Sick to my stomach
Ugh. Talk about bad cinema experience.
It turns out the shiny new Canberra Dendy Cinema isn't all monster bigscreens :(
We went to see Babel last night for Luke's B'Day - first thing that went wrong was the incorrect session time. Not only did the movie not start at the internet advertised time of 9pm, it didn't even start at the session board time of 9.10. No, it started at 9.40pm!!
After almost an hour of loitering in Borders we couldn't find Luke which wasted only a few minutes before we went to be seated. But the session had sold out. Although it wasn't wall-to-wall patrons which was consientious of them, only the front row had more than single adjoining seats.

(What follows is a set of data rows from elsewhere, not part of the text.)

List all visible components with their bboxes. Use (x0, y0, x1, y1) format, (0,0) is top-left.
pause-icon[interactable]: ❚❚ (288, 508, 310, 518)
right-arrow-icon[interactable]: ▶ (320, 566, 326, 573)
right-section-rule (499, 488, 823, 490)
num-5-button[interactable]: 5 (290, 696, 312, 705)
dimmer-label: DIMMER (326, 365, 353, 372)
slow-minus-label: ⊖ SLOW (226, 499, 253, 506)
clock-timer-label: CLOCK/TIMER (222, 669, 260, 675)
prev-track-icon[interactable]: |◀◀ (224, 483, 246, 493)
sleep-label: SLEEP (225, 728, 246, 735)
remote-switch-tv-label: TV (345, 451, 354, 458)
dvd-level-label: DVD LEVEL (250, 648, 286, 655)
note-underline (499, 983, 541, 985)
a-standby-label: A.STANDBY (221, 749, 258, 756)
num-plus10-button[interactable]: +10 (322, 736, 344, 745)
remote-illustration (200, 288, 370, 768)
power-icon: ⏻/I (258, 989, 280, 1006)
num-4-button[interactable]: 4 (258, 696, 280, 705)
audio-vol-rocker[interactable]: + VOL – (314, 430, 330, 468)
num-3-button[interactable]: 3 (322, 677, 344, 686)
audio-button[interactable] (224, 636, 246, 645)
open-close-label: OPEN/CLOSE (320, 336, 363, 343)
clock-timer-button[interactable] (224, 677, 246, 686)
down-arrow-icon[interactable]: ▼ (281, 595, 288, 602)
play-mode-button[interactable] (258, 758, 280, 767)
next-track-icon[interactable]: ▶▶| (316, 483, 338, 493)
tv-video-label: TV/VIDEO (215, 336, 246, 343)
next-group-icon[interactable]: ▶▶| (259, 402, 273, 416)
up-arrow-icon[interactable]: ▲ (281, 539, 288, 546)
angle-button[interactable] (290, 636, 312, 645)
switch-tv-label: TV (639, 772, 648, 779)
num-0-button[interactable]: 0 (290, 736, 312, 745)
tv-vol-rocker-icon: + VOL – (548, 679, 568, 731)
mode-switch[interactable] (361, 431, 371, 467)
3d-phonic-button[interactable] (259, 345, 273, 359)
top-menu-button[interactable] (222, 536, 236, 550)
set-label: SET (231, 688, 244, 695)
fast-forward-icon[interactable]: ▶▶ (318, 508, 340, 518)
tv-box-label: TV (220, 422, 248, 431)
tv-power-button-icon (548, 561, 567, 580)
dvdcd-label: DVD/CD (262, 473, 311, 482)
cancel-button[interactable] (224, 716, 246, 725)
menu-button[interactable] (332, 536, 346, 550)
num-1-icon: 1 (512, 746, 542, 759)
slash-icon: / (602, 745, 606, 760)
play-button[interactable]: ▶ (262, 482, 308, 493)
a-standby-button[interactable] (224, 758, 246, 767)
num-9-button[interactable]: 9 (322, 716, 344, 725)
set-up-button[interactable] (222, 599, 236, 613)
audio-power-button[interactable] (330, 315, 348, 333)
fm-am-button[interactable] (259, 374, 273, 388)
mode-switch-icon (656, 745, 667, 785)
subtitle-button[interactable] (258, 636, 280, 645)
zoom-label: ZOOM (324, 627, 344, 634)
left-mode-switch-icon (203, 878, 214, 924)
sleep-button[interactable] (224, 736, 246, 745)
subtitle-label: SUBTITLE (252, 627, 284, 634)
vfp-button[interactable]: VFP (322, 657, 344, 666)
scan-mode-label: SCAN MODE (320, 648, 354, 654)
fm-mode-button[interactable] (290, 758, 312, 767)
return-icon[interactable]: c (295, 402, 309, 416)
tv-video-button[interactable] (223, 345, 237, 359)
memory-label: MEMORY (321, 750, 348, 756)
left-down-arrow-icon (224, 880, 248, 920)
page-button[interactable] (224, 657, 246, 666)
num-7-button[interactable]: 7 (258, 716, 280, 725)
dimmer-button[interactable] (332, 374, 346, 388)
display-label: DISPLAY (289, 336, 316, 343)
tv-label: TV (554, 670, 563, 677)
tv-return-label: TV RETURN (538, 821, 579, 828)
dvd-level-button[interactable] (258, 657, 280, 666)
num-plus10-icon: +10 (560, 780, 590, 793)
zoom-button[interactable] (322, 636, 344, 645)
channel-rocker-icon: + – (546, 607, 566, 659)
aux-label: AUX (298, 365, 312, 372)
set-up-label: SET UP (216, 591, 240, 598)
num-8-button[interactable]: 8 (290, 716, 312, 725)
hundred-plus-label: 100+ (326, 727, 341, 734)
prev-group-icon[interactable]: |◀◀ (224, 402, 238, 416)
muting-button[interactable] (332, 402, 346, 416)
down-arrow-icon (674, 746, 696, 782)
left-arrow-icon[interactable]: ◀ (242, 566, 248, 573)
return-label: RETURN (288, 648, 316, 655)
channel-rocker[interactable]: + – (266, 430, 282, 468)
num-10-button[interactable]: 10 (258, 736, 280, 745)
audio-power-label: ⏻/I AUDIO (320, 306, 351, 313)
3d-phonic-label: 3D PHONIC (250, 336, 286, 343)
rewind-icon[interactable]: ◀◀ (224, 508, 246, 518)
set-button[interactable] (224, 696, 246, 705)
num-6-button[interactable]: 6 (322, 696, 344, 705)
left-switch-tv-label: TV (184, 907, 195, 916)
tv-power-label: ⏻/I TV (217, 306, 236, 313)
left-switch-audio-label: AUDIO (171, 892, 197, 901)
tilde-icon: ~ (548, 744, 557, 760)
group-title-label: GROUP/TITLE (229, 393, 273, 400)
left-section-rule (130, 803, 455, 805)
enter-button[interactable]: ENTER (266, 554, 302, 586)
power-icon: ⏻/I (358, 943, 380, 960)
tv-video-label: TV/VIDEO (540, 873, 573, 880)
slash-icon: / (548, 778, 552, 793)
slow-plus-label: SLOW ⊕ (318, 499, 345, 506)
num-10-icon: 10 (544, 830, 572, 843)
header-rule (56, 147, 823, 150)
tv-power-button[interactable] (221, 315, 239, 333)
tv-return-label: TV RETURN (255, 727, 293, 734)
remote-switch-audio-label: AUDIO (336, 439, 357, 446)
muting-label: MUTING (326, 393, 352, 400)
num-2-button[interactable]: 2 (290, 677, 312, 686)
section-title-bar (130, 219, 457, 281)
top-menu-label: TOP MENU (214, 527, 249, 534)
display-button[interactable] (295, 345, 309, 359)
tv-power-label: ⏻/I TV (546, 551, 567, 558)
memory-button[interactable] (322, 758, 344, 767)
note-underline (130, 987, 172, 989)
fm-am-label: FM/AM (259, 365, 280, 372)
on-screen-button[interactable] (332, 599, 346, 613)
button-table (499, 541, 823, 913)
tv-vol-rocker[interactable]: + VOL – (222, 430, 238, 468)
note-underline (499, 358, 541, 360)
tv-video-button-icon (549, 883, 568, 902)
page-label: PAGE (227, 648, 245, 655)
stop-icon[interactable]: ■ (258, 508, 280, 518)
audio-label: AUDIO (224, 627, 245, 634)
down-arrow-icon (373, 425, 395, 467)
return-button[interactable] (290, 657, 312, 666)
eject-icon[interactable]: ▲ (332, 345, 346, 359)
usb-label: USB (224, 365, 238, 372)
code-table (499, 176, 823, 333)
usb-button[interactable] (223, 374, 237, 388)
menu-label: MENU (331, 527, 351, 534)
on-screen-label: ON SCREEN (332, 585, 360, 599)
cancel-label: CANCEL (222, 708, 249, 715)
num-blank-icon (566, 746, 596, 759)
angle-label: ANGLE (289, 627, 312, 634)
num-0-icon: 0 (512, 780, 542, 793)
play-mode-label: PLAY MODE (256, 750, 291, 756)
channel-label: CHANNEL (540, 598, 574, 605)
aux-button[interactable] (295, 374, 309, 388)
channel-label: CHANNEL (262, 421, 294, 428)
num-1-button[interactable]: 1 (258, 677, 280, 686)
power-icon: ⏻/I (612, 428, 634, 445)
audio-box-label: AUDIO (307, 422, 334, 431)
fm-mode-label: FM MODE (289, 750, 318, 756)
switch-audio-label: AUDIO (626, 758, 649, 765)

HOWEVER, whoever installed the front seating row (probably the front 5) was more conscientious of profits than the ill effects of humans packed like sardines. I had to sit as straight as possible to crane my neck onto the edge of the stiff non-reclining chair. Of course I don't expect cinema chairs to be reclinable, but when you then have to elevate your head so far that you are looking at the apex of ceiling and screen, it certainly would have helped. As it was, I felt for certain that a reservoir of blood and bile was pooling in the back of my head for the 2 hours odd the film endured. And endured is the word of choice. What follows below must be read in the context of a seating position that eventually caused me to feel physically ill.
The film concept is about the clash of different culture and language which in itself is a decent idea. However the multiple stories don't hold water let alone attention, hence the need for three equally flimsy storylines to distract from one another. Unlike most multiple story line films, these narratives do not interlink with each other in anything other the most banale and contrived methods. Literally, one story is linked only by a minor charachter having in a past life gifted a rifle to a safari guide, another is linked by the charachters in that story being parents and employers of the nany and children in the last plotline. Apart from those links, there is no intermixing, no emotional consequences and no dynamism between any of the plots.
The emotional content of the film should arise from the unfortunate circumstances of innocent people who fall victims of misunderstanding and accident. To a degree it succeeds in this. But as soon as dickhed, retarded, too stupid for words charachters exacerbate their situations the movie quickly falls into farce instead of escalating the emotion. Who shoots at police when outnumbered and outgunned and 10 years old? Who the hell takes pot shots at buses and cars? Who flees from racist, trigger happy border guards when all that is at stake is a drivers license? These charachters do.
Finally, the constant use of shaky steady-cam shots, blurred close focus and fukin blaring speakers in the boxy little cinema coupled with the all too often whining soundscape that acompanied the vision, steadily contributed to my feelings of nausea throughout the film. Although Brad Pitt and Cate Blanchett both give good performances, all the more impressive with the scant material, the film is effectively an ok idea, poorly polished and thought out, wrapped in too many layers of 'clever' directorial effects. An unfinished film at best.